The immune system plays a vital role in our health, and is composed of cells that mature from hematopoietic stem cells (HSCs).
HSCs are immature cells found primarily in the bone marrow that can develop into all types of blood and immune cells. A fundamental quality of a healthy immune system is its ability to distinguish “self” from “non-self” (e.g., transplanted organs, infectious agents or cancerous cells). “Non-self” substances generate an immune attack.
The immune system’s natural process for not mounting an immune attack to “self” is referred to as immune tolerance. However, in some cases immune-mediated attack of substances deemed “non-self” is detrimental. Three primary examples of this are:
Our proprietary therapeutic approach, Facilitated Allo-HSCT Therapy, is designed to induce immune tolerance. It does so by creating chimerism.
Chimerism refers to a state in which both the donor’s HSCs and the recipient’s HSCs co-exist in the recipient’s bone marrow. These co-existing HSCs in turn produce blood and immune cells of both donor and recipient origin. These cells mutually recognize the other as “self,” thereby evading immune-mediated rejection and graft versus host disease (GvHD).

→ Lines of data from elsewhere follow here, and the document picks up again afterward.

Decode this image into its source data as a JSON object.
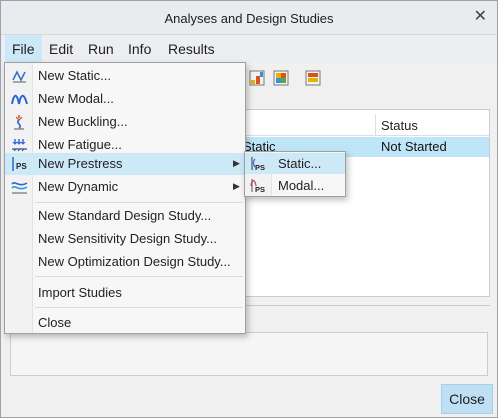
{
  "window": {
    "title": "Analyses and Design Studies",
    "close_glyph": "✕"
  },
  "menubar": {
    "items": [
      "File",
      "Edit",
      "Run",
      "Info",
      "Results"
    ]
  },
  "table": {
    "columns": [
      "",
      "Status"
    ],
    "rows": [
      {
        "type": "Static",
        "status": "Not Started"
      }
    ]
  },
  "file_menu": {
    "items": [
      {
        "label": "New Static...",
        "icon": "static-analysis-icon"
      },
      {
        "label": "New Modal...",
        "icon": "modal-analysis-icon"
      },
      {
        "label": "New Buckling...",
        "icon": "buckling-analysis-icon"
      },
      {
        "label": "New Fatigue...",
        "icon": "fatigue-analysis-icon"
      },
      {
        "label": "New Prestress",
        "icon": "prestress-analysis-icon",
        "has_submenu": true
      },
      {
        "label": "New Dynamic",
        "icon": "dynamic-analysis-icon",
        "has_submenu": true
      },
      {
        "label": "New Standard Design Study..."
      },
      {
        "label": "New Sensitivity Design Study..."
      },
      {
        "label": "New Optimization Design Study..."
      },
      {
        "label": "Import Studies"
      },
      {
        "label": "Close"
      }
    ]
  },
  "prestress_submenu": {
    "items": [
      {
        "label": "Static...",
        "icon": "prestress-static-icon"
      },
      {
        "label": "Modal...",
        "icon": "prestress-modal-icon"
      }
    ],
    "icon_text": "PS"
  },
  "footer": {
    "close_label": "Close"
  },
  "colors": {
    "highlight": "#cde8f7",
    "selected_row": "#bfe6f8",
    "close_button": "#bfe0f4"
  }
}
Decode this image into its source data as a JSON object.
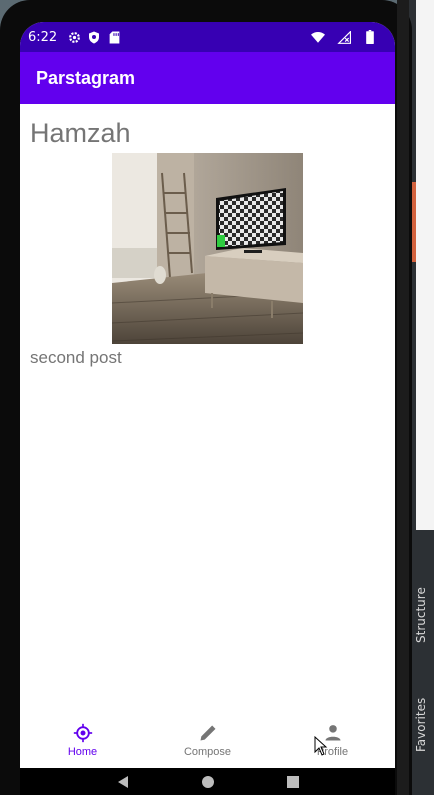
{
  "status_bar": {
    "time": "6:22",
    "icons": [
      "gear-icon",
      "shield-icon",
      "sd-card-icon",
      "wifi-icon",
      "no-signal-icon",
      "battery-icon"
    ]
  },
  "app_bar": {
    "title": "Parstagram"
  },
  "post": {
    "username": "Hamzah",
    "caption": "second post",
    "image": "photo of a living room with a TV on a stand"
  },
  "bottom_nav": {
    "items": [
      {
        "label": "Home",
        "icon": "home-compass-icon",
        "active": true
      },
      {
        "label": "Compose",
        "icon": "pencil-icon",
        "active": false
      },
      {
        "label": "Profile",
        "icon": "person-icon",
        "active": false
      }
    ]
  },
  "desktop": {
    "structure_tab": "Structure",
    "favorites_tab": "Favorites"
  },
  "colors": {
    "status_bar": "#3700b3",
    "app_bar": "#6200ee",
    "accent": "#6200ee",
    "text_secondary": "#757575"
  }
}
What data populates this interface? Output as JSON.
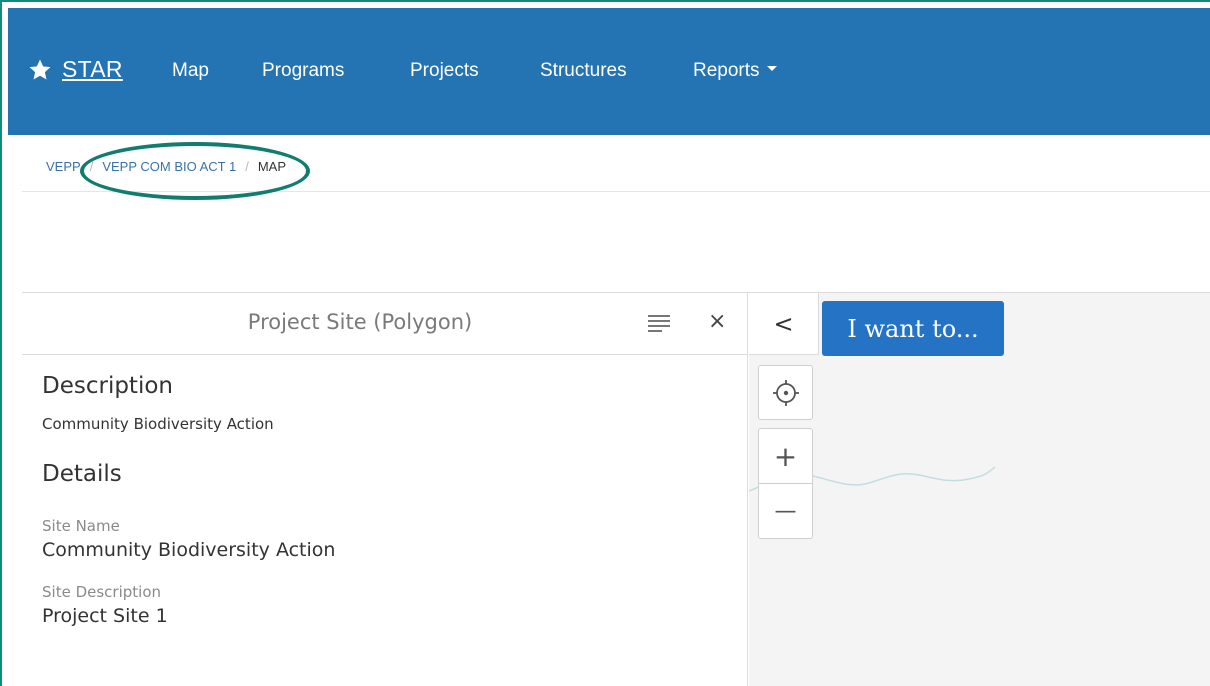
{
  "navbar": {
    "brand_label": "STAR",
    "items": [
      {
        "label": "Map"
      },
      {
        "label": "Programs"
      },
      {
        "label": "Projects"
      },
      {
        "label": "Structures"
      },
      {
        "label": "Reports"
      }
    ]
  },
  "breadcrumb": {
    "items": [
      {
        "label": "VEPP"
      },
      {
        "label": "VEPP COM BIO ACT 1"
      },
      {
        "label": "MAP"
      }
    ],
    "separator": "/"
  },
  "panel": {
    "title": "Project Site (Polygon)",
    "description_heading": "Description",
    "description_text": "Community Biodiversity Action",
    "details_heading": "Details",
    "fields": [
      {
        "label": "Site Name",
        "value": "Community Biodiversity Action"
      },
      {
        "label": "Site Description",
        "value": "Project Site 1"
      }
    ]
  },
  "map": {
    "collapse_label": "<",
    "i_want_to_label": "I want to...",
    "zoom_in_label": "+",
    "zoom_out_label": "—"
  },
  "colors": {
    "navbar": "#2474b3",
    "accent_button": "#2573c5",
    "highlight": "#117c70"
  }
}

Chimerism is the state in which both the donor’s HSCs and the recipient’s HSCs co-exist in the recipient’s bone marrow.
We believe that our Facilitated Allo- HSCT Therapy has potential clinical applications to induce tolerance in the following ways:
Reprogram—Solid Organ Transplantation — By reprogramming the immune system to tolerate the donated organ without the need for chronic immunosuppression, we believe that our Facilitated Allo- HSCT Therapy has the potential to prevent immune-mediated organ rejection and thereby reduce or eliminate the co-morbidities, toxicities, costs and suboptimal patient survival rates and quality of life associated with lifelong immunosuppression.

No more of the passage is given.